A day earlier, on an Aug. 12 tour of Israel’s northern border, Ya’alon said Assad still controls some 40 percent of the country. The bloodbath that has claimed more than 100,000 Syrian lives could continue indefinitely, the Israeli said.

Dempsey has repeatedly expressed concerns over the costs, benefits and risks associated with US military intervention on behalf of the loosely coordinated, disparate rebel groups battling to oust Assad and his Alawite minority rule of the country.

”At Alternet, Chris Hedges says that massacre is a precursor of resource wars between the elites and the masses. He notes the fierce prejudices of the Islamists but is more concerned with the egoism of the elites. ”

I read Hedges’s article the other day and agree. I’ve been paying attention lately to more countries and regions than just Israel and the ME, and elite capitalist domination and mass discontent with the poverty and/or inequality and repression it causes is wide spread in populations thruout the world.
I think we see that the fact that among depressed populations there is rarely a organized group *that is in agreement* on one political outcome or solution in a revolt against the elites is why those movements break down and splinter and result in the groups warring against each other and then the elites win because they are in agreement on *one goal* unhampered by any other ideology or considerations –simply maintaining their own wealth and/or domination.

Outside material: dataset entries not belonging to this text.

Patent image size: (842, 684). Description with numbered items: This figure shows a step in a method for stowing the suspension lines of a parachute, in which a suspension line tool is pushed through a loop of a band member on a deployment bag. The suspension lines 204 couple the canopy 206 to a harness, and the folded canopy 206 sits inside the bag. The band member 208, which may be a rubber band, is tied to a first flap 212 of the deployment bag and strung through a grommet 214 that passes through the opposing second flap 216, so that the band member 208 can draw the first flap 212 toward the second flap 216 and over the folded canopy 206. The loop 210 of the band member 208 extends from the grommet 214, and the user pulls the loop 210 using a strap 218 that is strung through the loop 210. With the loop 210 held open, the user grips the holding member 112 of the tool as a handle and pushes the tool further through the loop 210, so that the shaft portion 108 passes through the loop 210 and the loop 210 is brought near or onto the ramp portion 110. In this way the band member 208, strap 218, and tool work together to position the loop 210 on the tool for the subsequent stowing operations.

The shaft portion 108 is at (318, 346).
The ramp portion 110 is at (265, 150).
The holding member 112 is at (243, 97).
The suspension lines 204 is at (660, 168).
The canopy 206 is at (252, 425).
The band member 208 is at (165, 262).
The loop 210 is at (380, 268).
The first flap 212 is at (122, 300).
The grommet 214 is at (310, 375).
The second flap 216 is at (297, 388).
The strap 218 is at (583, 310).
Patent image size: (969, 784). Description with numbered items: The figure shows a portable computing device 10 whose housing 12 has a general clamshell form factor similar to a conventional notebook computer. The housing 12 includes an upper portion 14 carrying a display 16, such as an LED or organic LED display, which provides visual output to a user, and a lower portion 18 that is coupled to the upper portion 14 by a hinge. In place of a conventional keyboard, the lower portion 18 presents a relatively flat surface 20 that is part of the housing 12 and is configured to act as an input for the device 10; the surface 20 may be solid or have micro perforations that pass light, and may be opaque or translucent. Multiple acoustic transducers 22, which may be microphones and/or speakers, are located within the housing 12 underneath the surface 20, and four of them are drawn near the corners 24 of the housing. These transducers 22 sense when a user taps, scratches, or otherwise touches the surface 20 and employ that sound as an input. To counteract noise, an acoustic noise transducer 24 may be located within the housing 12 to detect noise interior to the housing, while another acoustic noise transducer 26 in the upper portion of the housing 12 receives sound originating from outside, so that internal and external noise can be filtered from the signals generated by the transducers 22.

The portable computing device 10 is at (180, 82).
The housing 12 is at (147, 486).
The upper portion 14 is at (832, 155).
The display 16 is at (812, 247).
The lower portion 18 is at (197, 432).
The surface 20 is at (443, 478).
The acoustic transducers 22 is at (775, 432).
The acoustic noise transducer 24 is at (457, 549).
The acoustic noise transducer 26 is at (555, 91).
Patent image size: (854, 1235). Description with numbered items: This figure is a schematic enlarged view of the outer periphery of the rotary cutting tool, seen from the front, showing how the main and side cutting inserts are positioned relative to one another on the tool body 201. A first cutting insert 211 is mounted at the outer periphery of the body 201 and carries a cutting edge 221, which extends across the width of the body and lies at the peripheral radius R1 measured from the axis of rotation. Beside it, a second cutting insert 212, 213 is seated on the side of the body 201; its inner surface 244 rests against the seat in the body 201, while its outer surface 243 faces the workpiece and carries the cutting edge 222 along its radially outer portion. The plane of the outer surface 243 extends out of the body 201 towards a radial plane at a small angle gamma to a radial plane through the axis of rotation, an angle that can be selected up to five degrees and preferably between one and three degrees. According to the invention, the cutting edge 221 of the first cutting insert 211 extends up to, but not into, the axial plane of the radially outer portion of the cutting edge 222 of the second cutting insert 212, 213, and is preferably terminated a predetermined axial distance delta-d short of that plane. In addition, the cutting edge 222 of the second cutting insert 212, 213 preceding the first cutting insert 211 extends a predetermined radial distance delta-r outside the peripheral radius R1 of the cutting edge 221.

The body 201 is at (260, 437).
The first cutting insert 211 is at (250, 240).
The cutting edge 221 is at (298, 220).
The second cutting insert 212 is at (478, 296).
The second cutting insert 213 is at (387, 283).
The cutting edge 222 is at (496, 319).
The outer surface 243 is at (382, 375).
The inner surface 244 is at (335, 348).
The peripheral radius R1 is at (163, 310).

So called democracies evolve into the elite domination stage the same way….instead of a mass voting movement with the single goal of removing the corruption in a elite controlled government, the voting masses splinter out on dozens of other personal ideologies….none of which cure any problems because the ideology that wins in one election can be overturned in the next election. So as long as the politcal corruption remains constant so does the elite and power holders domination that causes the inequality, unfairness and repression.
Dont know what it will take to ever make widely diverse populations in countries ever understand this and *act together* on it. Maybe they never will. Maybe we will see us and them totter along until we break down into something like what has happened in ME, Africa and many others.

“A day earlier, on an Aug. 12 tour of Israel’s northern border, Ya’alon said Assad still controls some 40 percent of the country. The bloodbath that has claimed more than 100,000 Syrian lives could continue indefinitely, the Israeli said.”

The actual number of dead is closer to 200,000. Israel must be most pleased.